Like most brownfield sites, the Greenwich peninsula posed many challenges for the geotechnical engineers. Dave Parker reports.
By January 1997 it had become obvious that ground conditions on the Greenwich site were rather less promising than had originally been assumed. Nuttall's decontamination work (see page VI) had left up to 4m of contaminated made ground under a topping of good clean fill. Over much of the area where the Dome would stand this made ground was mostly 'foul lime', a soft compressible byproduct of town gas production, with the water table 3m below the surface. Below this were the soft alluviums which had formed the original marshland, up to 5m thick in places.
These at least formed a barrier to leachates percolating down to the layer of terrace gravels that were to be found 12m to 16m below the surface. Below all this was a band of London Clay up to 20m thick.
Buro Happold geotechnical manager Peter Scott says the foul lime effectively ruled out the obvious foundation option for structures within the Dome. 'We originally favoured pad foundations for what are essentially temporary structures.
'But the foul lime is so fine it would have been very hard to stabilise. Foundation settlements of up to 200mm were predicted, so piling was the obvious answer for most situations.'
Unfortunately, piling down to the terrace gravels or the London Clay had several drawbacks, not least the risk of bringing contaminated material to the surface. More serious was the presence of massive buried foundations scattered across the site. The real challenge, however was the southbound bore of the Blackwall Tunnel, which runs 13m below the south western side of the Dome's projected footprint.
'Three of the masts had to be founded very close to the line of the tunnel,' Scott reports. 'The Highways Agency was very supportive, but it originally set a 10m exclusion zone around the tunnel to protect it against vibration.'
Buro Happold's solution to the tunnel problem was relatively straightforward. Massive 25m long concrete beams would span across the line of the tunnel, supported by 750mm diameter piles founded deep in the London Clay below the tunnel invert. Continuous flight auger piling was chosen, despite the problem of disposing of the contaminated material that would inevitably be brought to the surface, simply because the low levels of vibration meant the piles could be located within 3m of the tunnel.

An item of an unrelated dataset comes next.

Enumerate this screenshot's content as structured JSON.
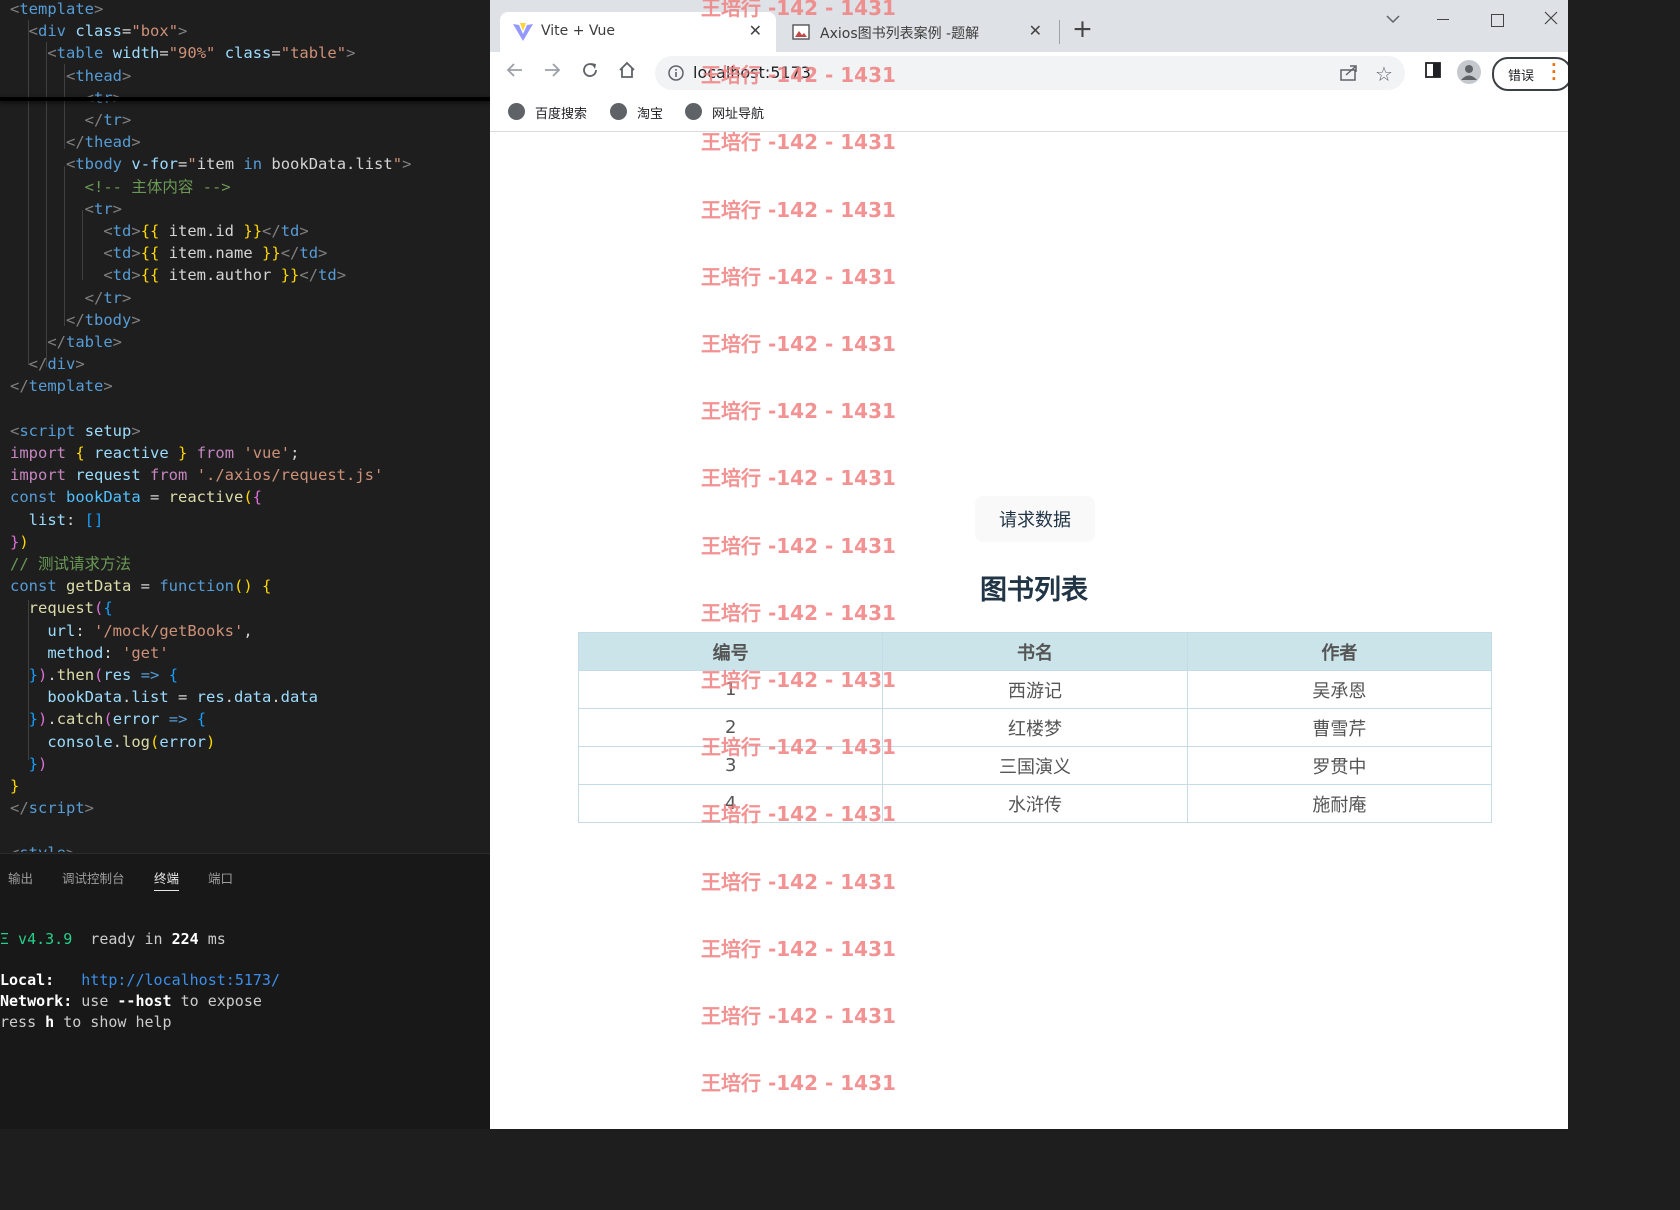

The ring of 36 temporary anchorages for the mast erection also used CFA piles, and the Highways Agency allowed these to be situated as close as 5m to the tunnel.
Elsewhere the design team favoured cast insitu concrete piles founded in the terrace gravels, as this involved no removal of contaminated material.

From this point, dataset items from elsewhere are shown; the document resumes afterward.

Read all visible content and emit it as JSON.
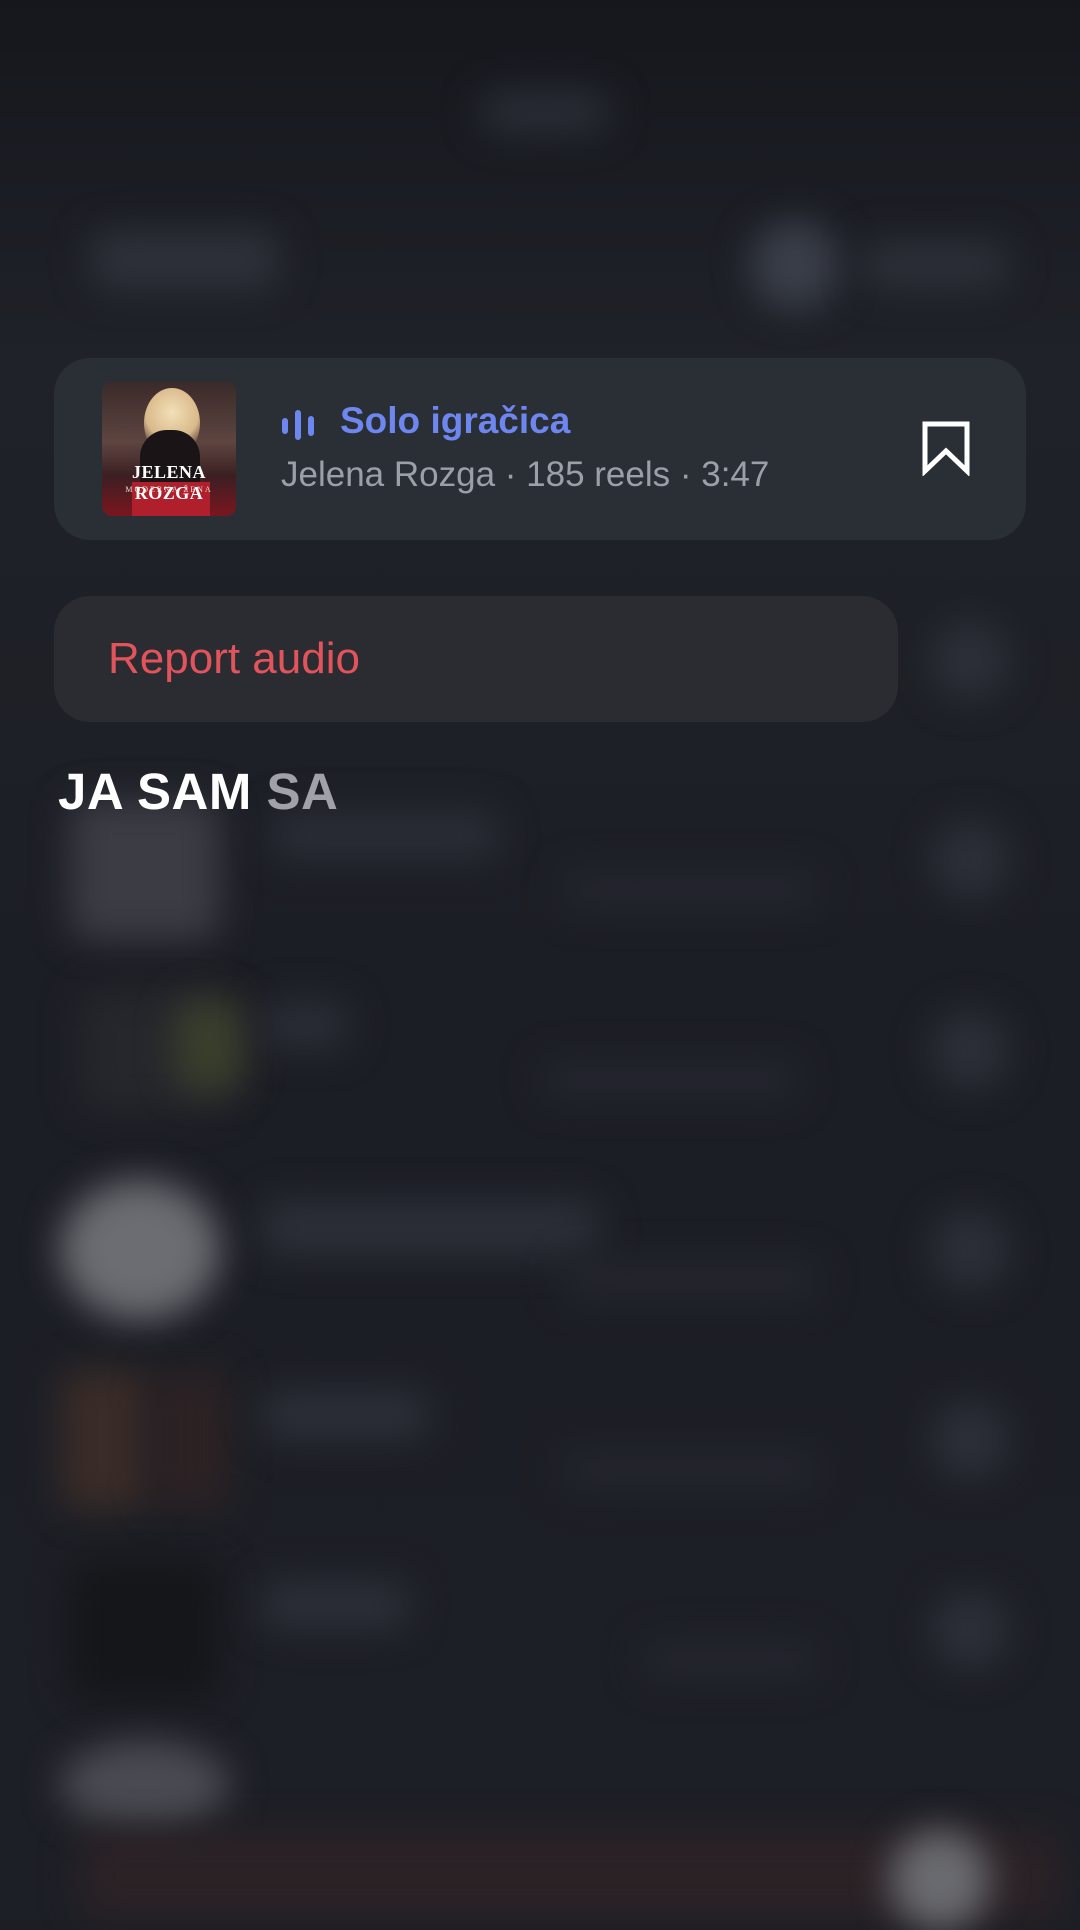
{
  "audio": {
    "cover": {
      "artist_text": "JELENA ROZGA",
      "album_text": "MODERNA ŽENA"
    },
    "title": "Solo igračica",
    "meta": "Jelena Rozga · 185 reels · 3:47",
    "playing_icon": "equalizer-icon",
    "save_icon": "bookmark-icon",
    "title_color": "#6e87f0"
  },
  "actions": {
    "report_label": "Report audio",
    "report_color": "#e2545c"
  },
  "lyrics": {
    "active_text": "JA SAM",
    "upcoming_text": "SA"
  }
}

'We did consider re-using some of the existing foundations,' says Scott. 'The problem was that we had absolutely no idea what was going inside the Dome. All we could be certain of was the position of the masts and anchorages and the location of the core buildings.'
Whatever the solution, it had to offer the same degree of flexibility to the Zone designers as the Dome itself. In the end it was decided to install a grid of 350mm diameter 12m long piles at 3m centres right across the Dome site. Most of the existing foundations had to be broken out or punched through.
Similar 480mm diameter raking piles supported the nine masts away from the line of the Blackwall Tunnel. Horizontal forces from the anchor blocks for the main roof cables are taken by a simple 320m diameter concrete ring beam (see page X). Uplift forces are resisted by a variety of ground anchors, type depending on location.
When Keller Ground Engineering arrived on site in late June 1997 it was anticipated that 5,000 piles would be needed. By the time Keller finished its 13 week contract, dead on time, it had driven nearly 8,000, a measure of how fast the overall project design was evolving.
Construction of the massive pilecaps, anchor blocks and ring beam was down to John Doyle Construction. The ring beam alone, 8m wide by 600mm deep, consumed 5,000m3 of concrete, made, like all 12,000m3 in the ground, with sulphate-resisting Portland cement.
Most of John Doyle's work was well above the contaminated ground lurking beneath the capping layer. O'Rourke Civil Engineering was not so fortunate.
'We were responsible for all the concrete inside the outer ring beam,' says O'Rourke project manager Neil Henderson. 'The ground floor slabs and the concrete frames of the core buildings were no real problem - in fact much of it was made easier because of the weather protection from the Dome roof.
'But the 16,000m of trenches and tunnels and the 6m deep central shaft were a very different matter. They were into the contaminated ground.'
O'Rourke had to carry out a detailed sampling and testing programme before appropriate licensed tips could be found to receive the excavated material. Site staff wore protective clothing and underwent medical monitoring. With the water table 3m from the surface, excavations like the central shaft and the 5m deep chambers under the 12 distinctive service drums had to be carried out inside sheet pile cofferdams. 'And the contaminated groundwater had to be tankered off site,' Henderson points out.
Despite all these obstacles, and the inevitable last minute design changes, progress kept to target, and no Zones were delayed because of serious underestimates of their foundation needs.